Similarly, ostriches—bizarre, giant flightless birds—were domesticated in the mid–19th century by British farmers in South Africa and quickly spread around the English-speaking world. For example, philanthropist Griffith Griffith was raising ostriches in what’s now Los Angeles’ Griffith Park in the 1880s.
On the other hand, ever since the ostrich-feather fashion craze died out a century ago, a lot of Americans have lost money on ostrich ranching. You’d be more prudent to raise chickens. Similarly, if you are looking for a reliable pet, a dog is a better bet than a domesticated fox.
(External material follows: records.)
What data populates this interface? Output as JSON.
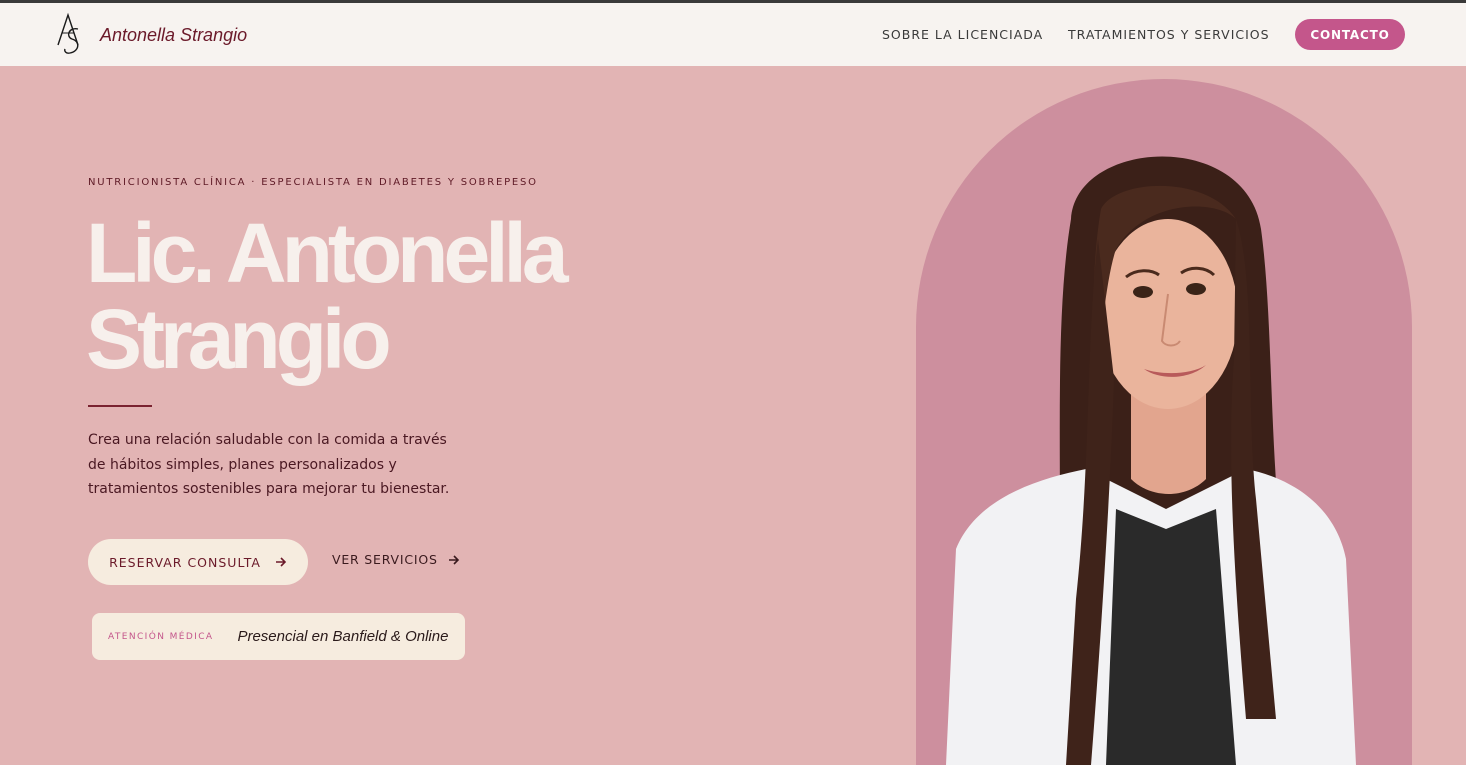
{
  "nav": {
    "brand_name": "Antonella Strangio",
    "logo_icon": "as-monogram-icon",
    "links": [
      "SOBRE LA LICENCIADA",
      "TRATAMIENTOS Y SERVICIOS"
    ],
    "cta": "CONTACTO"
  },
  "hero": {
    "eyebrow": "NUTRICIONISTA CLÍNICA · ESPECIALISTA EN DIABETES Y SOBREPESO",
    "title_line1": "Lic. Antonella",
    "title_line2": "Strangio",
    "lead": "Crea una relación saludable con la comida a través de hábitos simples, planes personalizados y tratamientos sostenibles para mejorar tu bienestar.",
    "primary_button": "RESERVAR CONSULTA",
    "secondary_button": "VER SERVICIOS",
    "arrow_icon": "arrow-right-icon"
  },
  "info_card": {
    "label": "ATENCIÓN MÉDICA",
    "value": "Presencial en Banfield & Online"
  },
  "portrait": {
    "alt": "portrait-photo"
  },
  "colors": {
    "background": "#e2b4b4",
    "navbar": "#f7f3f0",
    "accent": "#c4568b",
    "arch": "#cd8f9e",
    "cream": "#f6ecdf",
    "dark_text": "#6b1a2a"
  }
}
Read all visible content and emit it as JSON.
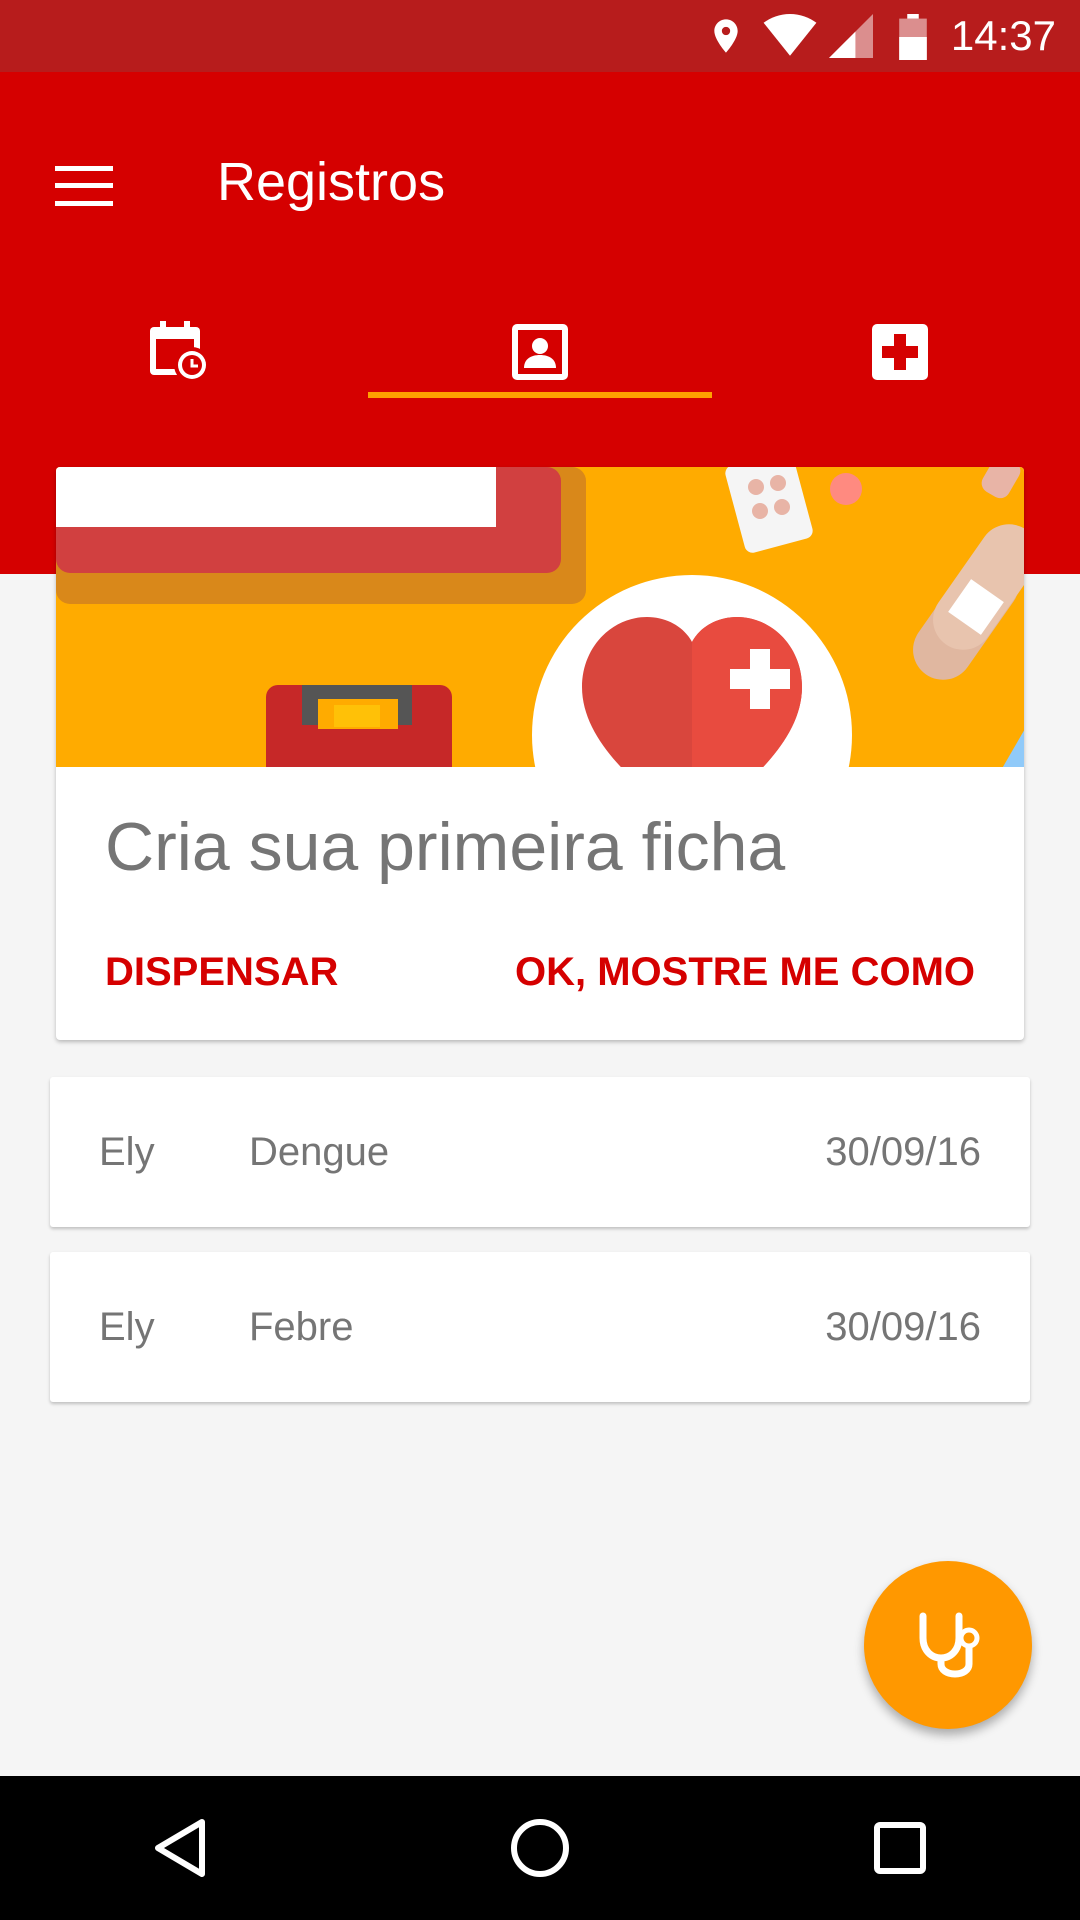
{
  "status_bar": {
    "time": "14:37",
    "icons": [
      "location-icon",
      "wifi-icon",
      "cell-signal-icon",
      "battery-icon"
    ]
  },
  "app_bar": {
    "title": "Registros",
    "menu_icon": "hamburger-menu-icon",
    "tabs": [
      {
        "icon": "calendar-clock-icon",
        "active": false
      },
      {
        "icon": "contact-card-icon",
        "active": true
      },
      {
        "icon": "medical-cross-icon",
        "active": false
      }
    ],
    "background": "#d50000",
    "indicator_color": "#ffa000"
  },
  "onboarding_card": {
    "title": "Cria sua primeira ficha",
    "dismiss_label": "DISPENSAR",
    "confirm_label": "OK, MOSTRE ME COMO"
  },
  "records": [
    {
      "name": "Ely",
      "illness": "Dengue",
      "date": "30/09/16"
    },
    {
      "name": "Ely",
      "illness": "Febre",
      "date": "30/09/16"
    }
  ],
  "fab": {
    "icon": "stethoscope-icon",
    "color": "#ff9800"
  },
  "nav_bar": {
    "buttons": [
      "back-icon",
      "home-icon",
      "recents-icon"
    ]
  }
}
As Cochran notes, the reason not many different species have been domesticated is not, as Diamond asserted, because it is nearly impossible, but for opportunity cost reasons:
Why didn’t people domesticate foxes, back in the day? Is it because foxes are solitary hunters, don’t have the right pack structure and thus can’t be domesticated, blah blah blah? No: they’re easy to domesticate. But we already had dogs: what was the point?…
He argues that zebras were wilder, more untameable than horses—but people have tamed zebras, while the wild ancestors of horses (tarpans, which survived into the 19th century) were usually described as untameable…. The eland is a large African antelope, and by Diamond’s argument it must be untameable, since the locals never tamed it. But in fact it’s rather easy to tame, and there’s now a domesticated version.
In general, Guns, Germs, and Steel is less acute on Africa than on the Americas or on Diamond’s special interest of Melanesia.
With the U.N. forecasting the population of Africa to explode in this century to 4 billion, it’s important for Americans to understand Africa (and thus Africans) better. Unfortunately, Diamond’s book simply isn’t very helpful for that.
Instead, a different 1997 book, Africa: Biography of a Continent by John Reader, offers an intriguing hypothesis rooted, like Diamond’s, in germs and megafauna, which explains not only African underdevelopment but the more pressing problem of the African predilection toward overpopulation, which is emerging as perhaps the foremost problem facing the world in this century.
Reader argues that due to the prevalence of diseases such as malaria and to competition with voracious herbivores like elephants and rhinos, sub-Saharan Africans (outside of highland Ethiopia) have seldom developed the cultural traits of self-restraint necessary for dealing with Malthusian limits on population.
Is Reader right? I don’t know, but it’s time we paid less attention to Diamond’s dusty excuses for Africa’s past and more about our world’s future.